Both in his professional and private life, Reach Sambath enjoyed the deepest respect and love. With his ability and friendliness, both his friends and colleagues had recognized him as a gentle man and a man of Buddhist virtue. He was known for his sense of humor, and he liked entertaining others. In his house, he kept a variety of drums and other musical instruments. Decorating his house with lots of plants was his favorite. At home, he always talked to his parrot with his sharp voice. He was a man of Buddhism follower as he used to be a pagoda boy.
Millions of people know him well through the job he held for the KR tribunal. He had helped millions of Cambodians to understand the KR trials by explaining the work of the court to the visitors as well as those who hear news on TVs and radios. Reach Sambath went to various Cambodia’s provinces together with his Public Affairs team. He was also a journalism trainer who had trained numerous talented journalists. His students and colleagues often rated his work high and considered him as the country’s highly-educated individual and a priceless human resource. He was a catalyst in changing the image of Cambodia’s press.
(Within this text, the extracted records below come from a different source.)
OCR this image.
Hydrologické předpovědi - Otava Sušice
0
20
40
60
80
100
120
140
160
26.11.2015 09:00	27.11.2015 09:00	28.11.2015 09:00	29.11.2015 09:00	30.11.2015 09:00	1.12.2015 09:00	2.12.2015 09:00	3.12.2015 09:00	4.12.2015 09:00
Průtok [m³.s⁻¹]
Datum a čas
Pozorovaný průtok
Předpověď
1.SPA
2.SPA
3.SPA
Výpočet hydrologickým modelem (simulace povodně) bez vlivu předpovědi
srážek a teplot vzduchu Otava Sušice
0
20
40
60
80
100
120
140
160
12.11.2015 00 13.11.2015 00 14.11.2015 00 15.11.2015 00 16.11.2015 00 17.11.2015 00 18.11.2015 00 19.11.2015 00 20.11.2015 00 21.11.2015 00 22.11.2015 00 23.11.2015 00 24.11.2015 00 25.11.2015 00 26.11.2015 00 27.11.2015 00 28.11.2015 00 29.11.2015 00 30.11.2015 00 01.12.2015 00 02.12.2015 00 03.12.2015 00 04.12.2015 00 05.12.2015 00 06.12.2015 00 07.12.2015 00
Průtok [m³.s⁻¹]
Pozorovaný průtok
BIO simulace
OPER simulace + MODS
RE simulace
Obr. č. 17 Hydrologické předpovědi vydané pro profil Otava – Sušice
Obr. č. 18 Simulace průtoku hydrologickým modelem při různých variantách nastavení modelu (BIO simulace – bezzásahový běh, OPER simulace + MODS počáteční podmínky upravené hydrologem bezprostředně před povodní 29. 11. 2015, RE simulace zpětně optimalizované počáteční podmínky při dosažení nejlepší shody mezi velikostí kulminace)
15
He was revered not only by the Cambodians but also by the expatriates who had known him. He was the kind of person who always took care of others’ well-being more than his own. He was a kind person who befriended faithfully with others.
His good deeds – raising awareness of all people on the court’s trial procedure over the former Khmer Rough cadres – for the sake of the humanity and Cambodian nationals was unforgettable. At one time he said that he was not furious with any of those KR cadres. What he had done was aimed to seek justice for the whole nation… not to take revenge those who had caused his parents’ demise. This is the truly kind quality of the Buddhism he followed.
His activeness in serving the nation and his family ended up discouraging for all those who knew him. Reach Sambath,47, the Chief of tribunal’s Public Affairs Section, passed away at 8:45 p.m. on May 11, 2011 in Calmette Hospital after a team of doctors had tried their best to save his life. Reach Sambath first suffered serious high blood pressure and stroke on May 10 at 4:40 p.m. when he was performing his duty in his office. He was rushed to Calmette Hospital for emergency rescue. Both foreign and local doctors tried hard to save him, planning to send him on medical evacuation to a Bangkok hospital. The critical condition of his health, did not allow for him being transported as planned on Wednesday 11 May. He passed away just a few minutes after the decision to postpone the medical evacuation was made.
Reach Sambath, loved by his family, friends, students and colleagues will be missed by us all. He left this world far too young, without being able to say goodbye to his wife and children who he cherished and love more than anything else on this earth.
“Now it’s over for me,” was his last words after he fell ill. This last saying made us feel only sadness and sorrow, for a man who was a capacity in society, a good husband and father in family, a good elder brother for his interiors, honest fellow worker for the colleagues and a truthful friend.
Now Reach Sambath, who used to be friendly, has become a body without spirit, no longer able to speak to us all or to make fun with us after a day of hard work. No longer will we able to share meals with each others, and join together in singing songs when we relax after work, and no longer will he be able to share his working experience with us. Reach Sambath always kept his smile with all of us, but he cannot reply to us anymore. He kept his love and loyalty with nation, family and friends.
All friends and workmates share the agony of death with his family members and pray for his conscience to go to paradise and soon to be a new born. Body, Suffering Uncertain, non-self, Buddhist precept. May Sambath’s spirit be peaceful. We will always remember our husband, father, brother, friend and teacher. We lost someone we loved dearly.